On basketball-reference.com I went through the 2016-17 NBA Season and gathered the Game Logs for each team into an Excel document. This is by team per game data resulting in (30 teams)*(82 games) = (2460 observations). The purpose of these observations is to identify trends in the statistical composition of the different outcomes. I deleted the Opponent columns because that data is already accounted for in other observations and is redundant. Games that went beyond 48 minutes would inflate my data so I eliminated the 70 games (140 observations) that went into overtime. I created a binary variable W. I created the variable PTD. Below is a small subset of my data and a description of my variables.

I ran a regression of these statistics on W and PTD separately. Below are the models followed by the regression output for W and then PTD.
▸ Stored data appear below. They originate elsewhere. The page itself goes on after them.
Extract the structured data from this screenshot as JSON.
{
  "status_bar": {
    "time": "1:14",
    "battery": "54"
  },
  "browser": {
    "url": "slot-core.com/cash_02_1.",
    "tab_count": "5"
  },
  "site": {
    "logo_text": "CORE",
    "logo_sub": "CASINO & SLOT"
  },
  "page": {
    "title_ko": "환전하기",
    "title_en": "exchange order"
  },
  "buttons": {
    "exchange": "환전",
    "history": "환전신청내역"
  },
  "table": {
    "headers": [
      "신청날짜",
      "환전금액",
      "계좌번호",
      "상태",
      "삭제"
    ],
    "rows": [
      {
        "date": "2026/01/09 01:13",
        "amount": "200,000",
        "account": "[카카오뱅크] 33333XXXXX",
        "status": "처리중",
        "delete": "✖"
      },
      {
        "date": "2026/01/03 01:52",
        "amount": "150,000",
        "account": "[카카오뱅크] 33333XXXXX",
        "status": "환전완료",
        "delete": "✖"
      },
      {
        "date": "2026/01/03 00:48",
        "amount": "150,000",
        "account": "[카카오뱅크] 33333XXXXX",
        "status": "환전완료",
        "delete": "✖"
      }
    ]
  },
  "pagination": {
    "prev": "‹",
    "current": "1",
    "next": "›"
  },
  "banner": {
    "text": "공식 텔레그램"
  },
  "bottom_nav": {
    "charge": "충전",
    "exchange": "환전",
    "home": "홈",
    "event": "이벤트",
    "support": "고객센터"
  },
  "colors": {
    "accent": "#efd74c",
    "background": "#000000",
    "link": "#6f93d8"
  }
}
I excluded Opp from the regression because Tm along with Opp explain 100% of PTD. Due to the nature of regression I couldn’t include for example: 3P, 3PA, & 3P%. Thus I left out FGA, 3PA, & FTA. I had issues with FG so it was removed as well. I later realized that FG could be calculated when Tm, 3P, and FT are known so the four of these variables cannot all be included in a model. At the 95% CL ORB doesn’t have a statistically significant impact on outcome in either case so it won’t be included in my model. AST don’t impact the variable W and PF don’t impact PTD. I won’t be including PF in my model because I think that its correlation with W is reverse causation. Often times at the end of a basketball game when the outcome has nearly been determined, the losing team resorts to fouling the winning team. This is why I argue that losing leads to fouling not the other way around. AST will remain in my model but will have less weight.

All other stats will appear in my model as either the variable I'm optimizing or as a constraint. To determine where they appear I ran individual regressions for each stat with PTD. The R Square shows how dependent the outcome is on that stat and therefore how important it should be in my model. I also created scatter plots to observe correlations and calculate the threshold where the expected outcome switches. The percentages that appear on the graphs describe what proportion of teams won vs lost that were above or below the threshold of the x-intercept. For example as shown in the first graph; 71.17% of teams that scored more than 105.0556 points won while teams who scored less than 105.0556 points won only 30.10% of the time. Below are two examples

Next is a summary of the R Square values and x-intercepts for each of the variables.

Referring to the table above, I’ll be using Tm as the dependent variable in my objective function. Following that is the order that I’ll be adding them into the model as constraints. I won’t be including all of the constraints initially because there probably wouldn’t be a feasible solution. I’ll proceed through adding one stat at a time, see if there’s a feasible solution, and then determine if the trade-offs were worth it. Notice they’re in order of descending R Square with the exception of AST which I gave a little penalty for not having a statistically significant impact on W.

The objective function will have minutes as independent variables. Minutes will need to be split into 75 different variables, 5 for each player where each one is for a certain position.

The natural constraints for this matrix is that 48 minutes exactly must be allocated to each position and each player needs a limit on the number of minutes they can play. This gives me the following objective function and some constraints.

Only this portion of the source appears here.